There are many examples in src/arch/x86/isa/insts/simd512. Assuming you are familar with gem5’s decoder, adding new instructions generally involves these steps:

  1. Microops: If the new instruction can not be implemented using existing microops, you can define new ones in src/arch/x86/isa/microops/avxop.isa. However, if there is a scalar version of the new instructions, it’s likely there is an existing scalar implementation. You can reuse those microops so that you don’t have to define a new one.
  2. Macroops: Now you can define how the new instruction (macroop) is broken into microops. Take a look at examples in src/arch/x86/isa/insts/simd512.
  3. Encoding: Finally you can teach gem5 how to decode the new instruction. There are two types of prefixes: vex and evex, as well as 3 types of opcodes: two-byte, three-byte-0F38 and three-byte-0F3A. So for example, vaddps has two-byte opcode 0x58 and comes with both vex and evex prefix.
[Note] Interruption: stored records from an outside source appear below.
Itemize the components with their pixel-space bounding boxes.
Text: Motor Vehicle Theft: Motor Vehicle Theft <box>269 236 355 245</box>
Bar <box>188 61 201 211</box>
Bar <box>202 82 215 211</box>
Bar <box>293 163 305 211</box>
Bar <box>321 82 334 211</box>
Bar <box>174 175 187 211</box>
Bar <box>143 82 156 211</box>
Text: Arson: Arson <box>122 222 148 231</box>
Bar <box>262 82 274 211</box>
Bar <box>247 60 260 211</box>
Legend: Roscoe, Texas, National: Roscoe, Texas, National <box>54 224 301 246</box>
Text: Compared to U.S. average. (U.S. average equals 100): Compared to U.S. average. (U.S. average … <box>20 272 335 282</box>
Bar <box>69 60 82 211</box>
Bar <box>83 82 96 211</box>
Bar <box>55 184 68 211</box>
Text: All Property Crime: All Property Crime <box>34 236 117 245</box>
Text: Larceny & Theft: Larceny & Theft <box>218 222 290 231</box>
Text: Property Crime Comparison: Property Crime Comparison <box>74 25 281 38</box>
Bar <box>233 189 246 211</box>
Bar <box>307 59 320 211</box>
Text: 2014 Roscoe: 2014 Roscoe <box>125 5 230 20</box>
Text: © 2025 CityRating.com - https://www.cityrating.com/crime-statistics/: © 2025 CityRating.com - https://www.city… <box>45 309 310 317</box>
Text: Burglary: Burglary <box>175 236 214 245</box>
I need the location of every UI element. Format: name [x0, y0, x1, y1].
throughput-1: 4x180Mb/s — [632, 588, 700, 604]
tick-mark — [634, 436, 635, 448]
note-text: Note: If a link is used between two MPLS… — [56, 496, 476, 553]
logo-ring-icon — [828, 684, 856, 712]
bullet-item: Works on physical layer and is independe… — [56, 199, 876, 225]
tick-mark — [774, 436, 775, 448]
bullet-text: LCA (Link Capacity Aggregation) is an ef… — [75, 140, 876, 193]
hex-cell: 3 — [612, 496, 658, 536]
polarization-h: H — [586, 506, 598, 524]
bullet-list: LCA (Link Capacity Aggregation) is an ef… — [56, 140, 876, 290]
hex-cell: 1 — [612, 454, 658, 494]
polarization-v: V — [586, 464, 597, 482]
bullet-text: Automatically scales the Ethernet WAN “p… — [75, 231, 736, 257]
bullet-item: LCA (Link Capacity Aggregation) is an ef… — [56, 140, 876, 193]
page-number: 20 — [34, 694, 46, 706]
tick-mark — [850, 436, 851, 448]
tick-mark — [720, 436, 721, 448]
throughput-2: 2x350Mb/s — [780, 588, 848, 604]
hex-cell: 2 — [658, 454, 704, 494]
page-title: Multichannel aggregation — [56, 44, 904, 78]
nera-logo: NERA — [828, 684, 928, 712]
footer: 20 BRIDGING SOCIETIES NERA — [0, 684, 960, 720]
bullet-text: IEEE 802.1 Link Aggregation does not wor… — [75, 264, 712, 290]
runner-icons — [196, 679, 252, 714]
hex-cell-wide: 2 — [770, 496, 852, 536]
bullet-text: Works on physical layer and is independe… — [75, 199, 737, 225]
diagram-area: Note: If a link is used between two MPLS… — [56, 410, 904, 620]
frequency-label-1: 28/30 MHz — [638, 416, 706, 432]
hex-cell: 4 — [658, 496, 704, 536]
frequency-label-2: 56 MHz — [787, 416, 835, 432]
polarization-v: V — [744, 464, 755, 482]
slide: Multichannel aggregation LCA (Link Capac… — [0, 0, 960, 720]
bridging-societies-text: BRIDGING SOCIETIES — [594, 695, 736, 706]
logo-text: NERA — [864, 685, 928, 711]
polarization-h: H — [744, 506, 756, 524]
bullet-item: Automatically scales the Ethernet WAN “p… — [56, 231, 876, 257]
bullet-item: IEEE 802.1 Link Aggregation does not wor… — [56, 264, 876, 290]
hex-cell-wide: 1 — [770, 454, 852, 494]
Therefore, you can find its encoding defined in src/arch/x86/isa/decoder/two_bytes_opcodes_{vex|evex}.isa.
  4. ModRM and Immediate: The x86 decoder in gem5 uses two tables to check if the instruction requires ModRM and immediate byte. Make sure you define that in src/arch/x86/isa/decoder_tables.cc.
  5. Compressed Displacement: AVX-512 introduces a new addressing mode called “compressed displacement” (see “Compressed Disp8*N Encoding” in Intel’s manual). Make sure you define it correctly in src/arch/x86/isa/decompress_displacement.cc.

That’s it. I hope this post is helpful.